Please, cite the papers properly if used!
- de Mello, A. R., Lemos, V. G., Barbosa, F. G., & Simoni, E. Malware identification on Portable Executable files using Opcodes Sequence. Page: 8, DOI: 10.21528/CBIC2023-006, https://sbic.org.br/wp-content/uploads/2023/10/pdf/CBIC_2023_paper006.pdf
- Explainable Boosting Classifier for malware detection and local explanation (Poster), Alexandre Reeberg de Mello, Vitor Gama Lemos, Emilio Simoni 2023/4/3, HotSoS - Hot Topics in the Science of Security, Volume 9, Edition 9, Pages 206, https://sos-vo.org/sites/sos-vo.org/files/2024-02/AR%20FINAL%2023_20231130.pdf
- In the dataset_sha256 folder there are the sha-256 of files used in the paper.

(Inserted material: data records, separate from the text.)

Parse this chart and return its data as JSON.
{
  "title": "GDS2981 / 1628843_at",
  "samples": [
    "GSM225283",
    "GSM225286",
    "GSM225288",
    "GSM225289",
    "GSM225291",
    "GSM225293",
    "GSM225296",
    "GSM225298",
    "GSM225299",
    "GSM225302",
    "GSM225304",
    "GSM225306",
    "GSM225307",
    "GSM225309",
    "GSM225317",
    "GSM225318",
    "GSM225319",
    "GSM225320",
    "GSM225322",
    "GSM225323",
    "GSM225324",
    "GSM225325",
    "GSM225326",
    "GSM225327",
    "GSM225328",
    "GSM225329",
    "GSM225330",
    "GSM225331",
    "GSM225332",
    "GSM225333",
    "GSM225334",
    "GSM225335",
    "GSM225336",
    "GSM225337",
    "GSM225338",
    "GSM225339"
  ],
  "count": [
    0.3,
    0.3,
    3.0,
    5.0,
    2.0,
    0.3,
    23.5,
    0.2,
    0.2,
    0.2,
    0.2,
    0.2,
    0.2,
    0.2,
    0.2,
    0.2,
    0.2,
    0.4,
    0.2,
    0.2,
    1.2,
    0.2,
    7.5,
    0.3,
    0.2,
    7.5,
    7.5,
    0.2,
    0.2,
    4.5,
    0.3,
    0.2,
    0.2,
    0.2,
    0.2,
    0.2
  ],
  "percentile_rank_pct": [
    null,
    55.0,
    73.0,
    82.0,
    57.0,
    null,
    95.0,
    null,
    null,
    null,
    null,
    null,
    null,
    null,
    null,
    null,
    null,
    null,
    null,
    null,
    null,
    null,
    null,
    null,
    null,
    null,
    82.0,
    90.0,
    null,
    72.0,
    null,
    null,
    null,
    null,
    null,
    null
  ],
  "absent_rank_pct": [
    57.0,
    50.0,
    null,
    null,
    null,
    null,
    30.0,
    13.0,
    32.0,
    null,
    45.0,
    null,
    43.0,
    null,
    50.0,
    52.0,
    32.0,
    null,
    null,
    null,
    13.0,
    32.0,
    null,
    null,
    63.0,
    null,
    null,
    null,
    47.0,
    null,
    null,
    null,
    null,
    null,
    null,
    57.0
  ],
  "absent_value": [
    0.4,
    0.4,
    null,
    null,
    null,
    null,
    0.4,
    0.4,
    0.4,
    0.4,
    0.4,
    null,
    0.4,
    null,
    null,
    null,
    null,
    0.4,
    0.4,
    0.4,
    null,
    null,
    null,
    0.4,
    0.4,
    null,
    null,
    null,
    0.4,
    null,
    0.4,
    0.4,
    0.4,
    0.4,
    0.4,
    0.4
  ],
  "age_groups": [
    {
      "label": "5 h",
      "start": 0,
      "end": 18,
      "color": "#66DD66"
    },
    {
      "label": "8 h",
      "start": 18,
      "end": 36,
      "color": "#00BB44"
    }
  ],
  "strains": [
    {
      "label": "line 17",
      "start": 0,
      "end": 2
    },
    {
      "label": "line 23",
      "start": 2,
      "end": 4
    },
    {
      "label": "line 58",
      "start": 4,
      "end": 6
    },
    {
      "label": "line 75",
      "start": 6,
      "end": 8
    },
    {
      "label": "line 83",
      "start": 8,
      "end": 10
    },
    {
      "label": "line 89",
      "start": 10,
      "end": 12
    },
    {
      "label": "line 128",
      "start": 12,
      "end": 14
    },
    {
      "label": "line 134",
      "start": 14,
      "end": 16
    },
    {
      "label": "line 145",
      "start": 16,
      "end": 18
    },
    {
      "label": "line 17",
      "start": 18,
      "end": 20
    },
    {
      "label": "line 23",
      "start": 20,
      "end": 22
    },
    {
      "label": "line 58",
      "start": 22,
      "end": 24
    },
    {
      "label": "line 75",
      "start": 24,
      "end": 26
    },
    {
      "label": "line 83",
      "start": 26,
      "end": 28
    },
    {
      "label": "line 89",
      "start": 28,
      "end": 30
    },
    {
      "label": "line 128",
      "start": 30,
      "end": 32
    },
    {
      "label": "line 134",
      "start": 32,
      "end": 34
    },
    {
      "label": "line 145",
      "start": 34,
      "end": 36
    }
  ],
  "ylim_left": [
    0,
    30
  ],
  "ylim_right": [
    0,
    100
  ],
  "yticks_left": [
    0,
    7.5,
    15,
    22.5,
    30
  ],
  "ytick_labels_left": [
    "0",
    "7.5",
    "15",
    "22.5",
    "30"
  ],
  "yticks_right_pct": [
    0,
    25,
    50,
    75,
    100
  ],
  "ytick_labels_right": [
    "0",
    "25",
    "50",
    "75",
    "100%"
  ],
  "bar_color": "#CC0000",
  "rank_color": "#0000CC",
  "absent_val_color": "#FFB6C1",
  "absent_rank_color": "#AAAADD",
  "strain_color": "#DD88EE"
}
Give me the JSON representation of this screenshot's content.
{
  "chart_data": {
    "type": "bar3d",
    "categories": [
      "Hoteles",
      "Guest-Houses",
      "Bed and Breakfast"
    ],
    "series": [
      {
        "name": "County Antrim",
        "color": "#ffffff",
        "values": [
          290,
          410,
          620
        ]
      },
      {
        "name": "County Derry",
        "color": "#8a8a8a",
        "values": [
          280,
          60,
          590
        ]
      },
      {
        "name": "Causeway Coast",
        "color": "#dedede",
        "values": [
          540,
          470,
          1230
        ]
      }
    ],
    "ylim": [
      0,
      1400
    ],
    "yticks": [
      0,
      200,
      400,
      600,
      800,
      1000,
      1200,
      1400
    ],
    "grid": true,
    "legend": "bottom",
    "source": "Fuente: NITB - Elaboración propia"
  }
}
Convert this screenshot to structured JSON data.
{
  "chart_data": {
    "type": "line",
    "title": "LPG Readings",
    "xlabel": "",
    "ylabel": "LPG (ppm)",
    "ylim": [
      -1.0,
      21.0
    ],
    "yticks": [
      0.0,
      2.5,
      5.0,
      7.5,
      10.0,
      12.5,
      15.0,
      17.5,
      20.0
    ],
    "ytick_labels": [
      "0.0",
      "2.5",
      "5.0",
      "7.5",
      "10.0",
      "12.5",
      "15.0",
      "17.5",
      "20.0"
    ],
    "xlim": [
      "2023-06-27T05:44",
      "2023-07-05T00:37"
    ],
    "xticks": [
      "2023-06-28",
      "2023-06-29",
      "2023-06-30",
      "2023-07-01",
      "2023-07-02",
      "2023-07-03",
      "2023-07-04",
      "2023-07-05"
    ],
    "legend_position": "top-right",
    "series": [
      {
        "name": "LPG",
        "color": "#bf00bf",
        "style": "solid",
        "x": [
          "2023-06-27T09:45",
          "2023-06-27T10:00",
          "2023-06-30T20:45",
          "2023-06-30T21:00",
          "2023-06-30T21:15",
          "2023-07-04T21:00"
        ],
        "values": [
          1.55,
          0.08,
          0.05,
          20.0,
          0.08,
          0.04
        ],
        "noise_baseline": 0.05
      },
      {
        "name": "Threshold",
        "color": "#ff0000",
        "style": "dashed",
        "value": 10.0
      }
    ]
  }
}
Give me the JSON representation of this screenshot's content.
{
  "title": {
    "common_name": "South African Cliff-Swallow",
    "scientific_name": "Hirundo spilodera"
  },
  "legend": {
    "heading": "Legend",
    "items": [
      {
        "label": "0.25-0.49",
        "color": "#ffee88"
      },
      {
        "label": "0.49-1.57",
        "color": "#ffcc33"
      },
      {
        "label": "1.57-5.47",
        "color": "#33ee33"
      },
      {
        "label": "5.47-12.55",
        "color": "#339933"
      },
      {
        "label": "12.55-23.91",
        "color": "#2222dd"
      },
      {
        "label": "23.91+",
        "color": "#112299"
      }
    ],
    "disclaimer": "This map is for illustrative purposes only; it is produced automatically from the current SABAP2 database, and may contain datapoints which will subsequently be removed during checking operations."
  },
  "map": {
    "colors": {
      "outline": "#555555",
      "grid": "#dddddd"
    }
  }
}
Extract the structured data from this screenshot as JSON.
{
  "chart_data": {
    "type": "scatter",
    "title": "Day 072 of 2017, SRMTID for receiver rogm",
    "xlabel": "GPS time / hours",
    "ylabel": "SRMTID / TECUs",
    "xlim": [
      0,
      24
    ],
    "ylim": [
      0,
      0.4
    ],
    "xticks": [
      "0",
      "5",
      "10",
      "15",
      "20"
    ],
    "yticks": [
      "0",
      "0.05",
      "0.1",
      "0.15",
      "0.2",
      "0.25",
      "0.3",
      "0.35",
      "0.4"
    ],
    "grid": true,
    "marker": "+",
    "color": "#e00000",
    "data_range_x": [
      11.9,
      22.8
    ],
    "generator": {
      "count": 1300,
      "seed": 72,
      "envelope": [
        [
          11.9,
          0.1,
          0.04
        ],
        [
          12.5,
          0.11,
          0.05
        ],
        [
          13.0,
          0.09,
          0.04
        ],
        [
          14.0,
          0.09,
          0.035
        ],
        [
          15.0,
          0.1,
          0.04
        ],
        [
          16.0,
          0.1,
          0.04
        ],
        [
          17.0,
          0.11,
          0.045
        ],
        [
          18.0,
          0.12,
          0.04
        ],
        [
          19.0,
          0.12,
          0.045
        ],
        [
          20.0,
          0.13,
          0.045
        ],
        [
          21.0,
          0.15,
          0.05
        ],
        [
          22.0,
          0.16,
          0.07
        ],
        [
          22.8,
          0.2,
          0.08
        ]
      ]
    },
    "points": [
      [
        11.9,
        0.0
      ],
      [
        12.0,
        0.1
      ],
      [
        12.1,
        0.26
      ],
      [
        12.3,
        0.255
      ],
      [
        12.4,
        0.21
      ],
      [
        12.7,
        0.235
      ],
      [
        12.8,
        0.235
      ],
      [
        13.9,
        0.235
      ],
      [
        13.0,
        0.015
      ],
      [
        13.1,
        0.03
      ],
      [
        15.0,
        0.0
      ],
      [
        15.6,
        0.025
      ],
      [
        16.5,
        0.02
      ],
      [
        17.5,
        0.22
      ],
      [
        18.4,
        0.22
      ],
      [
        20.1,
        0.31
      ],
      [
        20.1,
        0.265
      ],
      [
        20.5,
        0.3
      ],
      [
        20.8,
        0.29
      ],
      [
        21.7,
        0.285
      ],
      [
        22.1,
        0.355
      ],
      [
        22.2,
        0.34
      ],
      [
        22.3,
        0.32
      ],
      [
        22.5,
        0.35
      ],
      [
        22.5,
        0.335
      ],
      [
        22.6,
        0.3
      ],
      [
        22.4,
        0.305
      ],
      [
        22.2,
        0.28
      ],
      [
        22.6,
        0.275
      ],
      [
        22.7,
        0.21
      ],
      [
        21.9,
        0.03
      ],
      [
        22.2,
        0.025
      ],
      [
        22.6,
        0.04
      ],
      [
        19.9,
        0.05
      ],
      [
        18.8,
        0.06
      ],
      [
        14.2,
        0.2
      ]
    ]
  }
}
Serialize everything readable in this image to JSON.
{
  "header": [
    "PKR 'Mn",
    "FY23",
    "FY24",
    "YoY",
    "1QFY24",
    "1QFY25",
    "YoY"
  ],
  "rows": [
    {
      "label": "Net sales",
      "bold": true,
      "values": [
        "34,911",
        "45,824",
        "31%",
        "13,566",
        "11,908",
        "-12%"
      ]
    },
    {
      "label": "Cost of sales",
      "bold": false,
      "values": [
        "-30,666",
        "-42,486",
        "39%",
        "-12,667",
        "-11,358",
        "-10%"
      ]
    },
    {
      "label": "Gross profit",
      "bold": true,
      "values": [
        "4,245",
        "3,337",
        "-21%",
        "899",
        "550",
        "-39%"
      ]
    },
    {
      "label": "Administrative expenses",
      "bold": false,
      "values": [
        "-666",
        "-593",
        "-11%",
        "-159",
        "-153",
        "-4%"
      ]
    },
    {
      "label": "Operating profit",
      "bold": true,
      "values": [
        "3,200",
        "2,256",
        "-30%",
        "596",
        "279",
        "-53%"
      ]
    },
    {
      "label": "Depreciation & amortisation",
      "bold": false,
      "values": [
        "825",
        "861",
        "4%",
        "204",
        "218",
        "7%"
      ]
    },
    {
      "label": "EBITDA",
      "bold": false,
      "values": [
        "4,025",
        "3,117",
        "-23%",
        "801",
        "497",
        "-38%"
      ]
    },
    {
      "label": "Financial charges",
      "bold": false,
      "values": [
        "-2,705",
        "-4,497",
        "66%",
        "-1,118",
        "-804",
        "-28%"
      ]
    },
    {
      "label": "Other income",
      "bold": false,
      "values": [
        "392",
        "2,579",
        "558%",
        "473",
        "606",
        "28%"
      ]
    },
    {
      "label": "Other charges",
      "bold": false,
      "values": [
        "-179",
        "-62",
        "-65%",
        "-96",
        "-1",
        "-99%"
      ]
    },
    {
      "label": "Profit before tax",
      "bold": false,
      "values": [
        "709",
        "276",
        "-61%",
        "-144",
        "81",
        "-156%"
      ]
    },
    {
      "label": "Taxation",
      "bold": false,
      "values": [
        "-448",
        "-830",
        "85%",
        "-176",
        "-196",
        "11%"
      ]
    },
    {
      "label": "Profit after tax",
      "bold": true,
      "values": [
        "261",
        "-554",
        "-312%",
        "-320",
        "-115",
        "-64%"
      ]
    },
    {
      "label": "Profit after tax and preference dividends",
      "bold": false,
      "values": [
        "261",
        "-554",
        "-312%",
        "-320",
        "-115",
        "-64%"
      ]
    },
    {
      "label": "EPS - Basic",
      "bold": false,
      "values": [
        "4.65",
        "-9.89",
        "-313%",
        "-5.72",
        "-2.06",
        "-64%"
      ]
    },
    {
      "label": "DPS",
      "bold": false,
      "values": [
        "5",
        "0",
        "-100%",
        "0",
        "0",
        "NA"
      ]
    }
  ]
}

- The LSTM_models.ipynb file contains the main functions to create and train the LSTM-based models described in the paper.
- The GNN_opcode.ipynb file contains the main functions to create and train the GNN model.
Instructions to extract opcodes, features, create graphs and datasets compatible with the proposed solution.
It's necessary to install the Radare2 (https://rada.re/n/radare2.html) to extract the opcodes from files.
To extract features, creates graphs, and to create instances compatible with the jupyter notebooks, use the /src/single_file_cfg.py file.
To access the files (hash for safety purpose) and complementary data visit https://huggingface.co/datasets/areeberg/OSG-academic .